The Marine Corps’ trial period that mixed male and female soldiers into one combined training unit concluded Friday, and the branch could implement combined boot camp battalions permanently.
The recruits graduated at Parris Island, S.C., closing the “experiment,” however the Marines are discussing plans for a permanent change that could go into effect as early as next year, Fox News reported.
The first in Marine Corps history, a female platoon was merged with five male platoons to train as one combined battalion and reside in the same housing complex, although they did occupy separate floors. In the past, female Marine recruits would reside in a completely different section of the base.
Lt. Gen. David Berger, the general nominated to lead the Marine Corps said, “I talked to the commandant this morning about it and… I said, ‘We have to look at this for perhaps next year,’ and he said, ‘Absolutely. I think it’s a discussion that he and I will have — and the Marine Corps will have.”
“The statistics… for this company were the same as every other company — a few areas higher, a few areas lower — but it went great,” Berger added.

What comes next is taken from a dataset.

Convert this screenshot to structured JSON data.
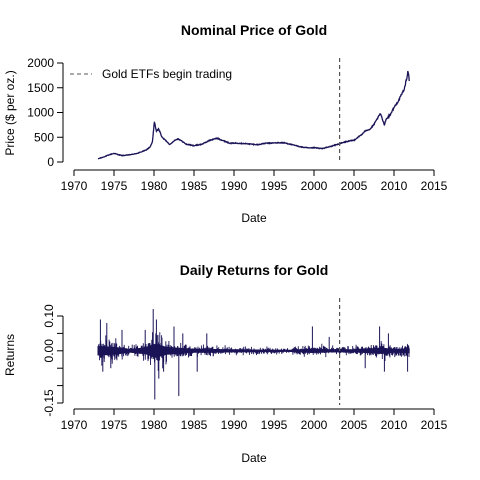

— Military Times (@MilitaryTimes) March 31, 2019
Brig. Gen. James Glynn, commander of Marine Corps Recruit Depot Parris Island, said, “the intense training needed to “make a Marine” stayed the same. But, because all six platoons in Company I — one all-female and five all-male — were located in the same building complex, they saw each other a bit more. They ate at the same chow hall and marched to meals together. When they got up for physical fitness in the morning, the platoons lined up together.”
When asked if the Marines would do this again, Glynn responded, “The jury is still out on that. As conditions permit in the future, we could pursue it. No one looked at this and said we don’t want to do it again.”
The Marines are the last branch of the military that separates its male and female recruits during boot camp, according to the Marine Corps Times.
Those who support the change in policy said that the separation divides the Marines and strains the relationships, but those who oppose the change argue that the separation eliminates distractions during an important time when recruits should be connecting with their drill instructors.
Jessica Hanley, a spokeswoman with the Marine Corps Combat Development Command said, “Combining platoons into a single company this training cycle offered an initial opportunity to assess some opportunities, challenges, outcomes and achievements in training, logistics and resources.”
Pvt. 1st Class Harley Mesiemore, 19, said, “I showed up to train — everybody trains the same. I was focused on myself and getting through the week and just getting out of here.”